I enjoyed Allison Pittman's previous novels so I read this one thinking about whether it would be good for my book club to read. There is so much to talk about! Yes, Dorothy Lynn has so much but she is feeling like she is walking into her mother's life and wants something more. When Roland comes along and offers her the chance to be a little more liberated, she takes it - but then wonders about what she might be leaving. I loved how the book flashed forward every so often into today. I also found the characters believable enough that I was frustrated with Dorothy Lynn's hesitations to assert herself - and I found it funny to read about her introduction to Chinese food. I'm looking forward to discussing this with my book club!
This book definitely painted a clear picture of how easy, and also how harmful, it is to give in to temptation. It shows how the world can get in the way of what is right. In the end, we see the power of forgiveness.
This book is very good and highly rated. The were two good parts in it where, first, going from present to the past and back to the present. Especially adding a real famous person from the past. Dorothy Lynn had gone against her believes and her family by trusting Roland Lundi and Aimee McPherson to leave her pregnant sister to join Aimee McPherson's journey across America to tell people about the blessings of God, so she could find her brother and try to bring him home.
The plot line is fairly basic: Small town preacher's daughter gets pre-wedding jitters and decides to travel with a revival meeting for the last six weeks before her wedding to the man who took over her father's pulpit. Most of the tension comes from a will-she-or-won't-she go back home and get married.

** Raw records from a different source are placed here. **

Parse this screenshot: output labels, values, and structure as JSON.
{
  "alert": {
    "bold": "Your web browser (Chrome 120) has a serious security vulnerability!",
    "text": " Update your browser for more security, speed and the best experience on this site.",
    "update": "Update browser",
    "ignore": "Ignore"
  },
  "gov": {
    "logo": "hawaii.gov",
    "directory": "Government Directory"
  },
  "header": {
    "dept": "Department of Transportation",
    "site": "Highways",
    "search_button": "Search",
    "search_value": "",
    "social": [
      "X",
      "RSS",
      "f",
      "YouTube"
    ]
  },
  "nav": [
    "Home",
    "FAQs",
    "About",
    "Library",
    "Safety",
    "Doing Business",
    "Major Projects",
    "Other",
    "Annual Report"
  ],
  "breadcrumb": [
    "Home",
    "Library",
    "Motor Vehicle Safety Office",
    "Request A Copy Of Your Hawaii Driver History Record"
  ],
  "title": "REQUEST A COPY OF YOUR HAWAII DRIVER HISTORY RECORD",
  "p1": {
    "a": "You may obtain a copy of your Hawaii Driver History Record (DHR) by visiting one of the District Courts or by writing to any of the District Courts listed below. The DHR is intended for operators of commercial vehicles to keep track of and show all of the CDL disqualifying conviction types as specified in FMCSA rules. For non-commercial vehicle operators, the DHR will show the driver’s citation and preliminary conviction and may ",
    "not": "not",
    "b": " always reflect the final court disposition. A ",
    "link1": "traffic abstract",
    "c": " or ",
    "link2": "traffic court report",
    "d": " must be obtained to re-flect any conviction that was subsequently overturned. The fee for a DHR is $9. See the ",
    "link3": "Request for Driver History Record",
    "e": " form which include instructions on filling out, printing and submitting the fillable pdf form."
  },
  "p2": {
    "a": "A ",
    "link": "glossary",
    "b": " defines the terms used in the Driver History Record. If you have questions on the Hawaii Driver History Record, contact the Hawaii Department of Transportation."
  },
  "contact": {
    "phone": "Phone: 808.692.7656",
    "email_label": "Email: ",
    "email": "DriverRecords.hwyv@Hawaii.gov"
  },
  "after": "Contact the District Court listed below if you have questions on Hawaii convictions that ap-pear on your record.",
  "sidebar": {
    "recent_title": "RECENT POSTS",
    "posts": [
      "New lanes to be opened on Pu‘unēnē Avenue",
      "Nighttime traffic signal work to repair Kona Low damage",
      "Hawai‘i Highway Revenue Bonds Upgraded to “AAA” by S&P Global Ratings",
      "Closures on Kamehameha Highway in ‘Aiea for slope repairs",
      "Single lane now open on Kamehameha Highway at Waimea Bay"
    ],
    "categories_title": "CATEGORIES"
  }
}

The novel features Aimee Semple McPherson, a real evangelist who traveled the United States in the early 20th century preaching the gospel, eventually beginning a permanent ministry in Los Angeles. However, the author portrays McPherson as a cold business woman who places more emphasis on maintaining sole possession of the limelight than on what Christ might want to accomplish. This might be an acceptable interpretation if the author had balanced her presentation with a more thorough background on McPherson, and treated the controversies of McPherson's multiple divorces, five-week disappearance, and the fact that she was a woman preacher seriously instead of making passing references to them. The general impression is that women belong at home, not trapsing about the country on stages giving lectures raising money.
Otherwise, it is a typical christian novel. No language. No sex. Some kissing. The writing is passable. The conclusion, inevitable. If you enjoy other works by Pittman, I am confident that you will enjoy this as well. But it might be worthwhile to take a glance at an actual biography of Sister Aimee, or even the wikipedia page.
I wasn't terribly interested in reading this book to begin with but I am so glad that I did. The story was very engaging and I loved the lessons learned by the main character. I'll be looking for more Allison Pittman books from now on.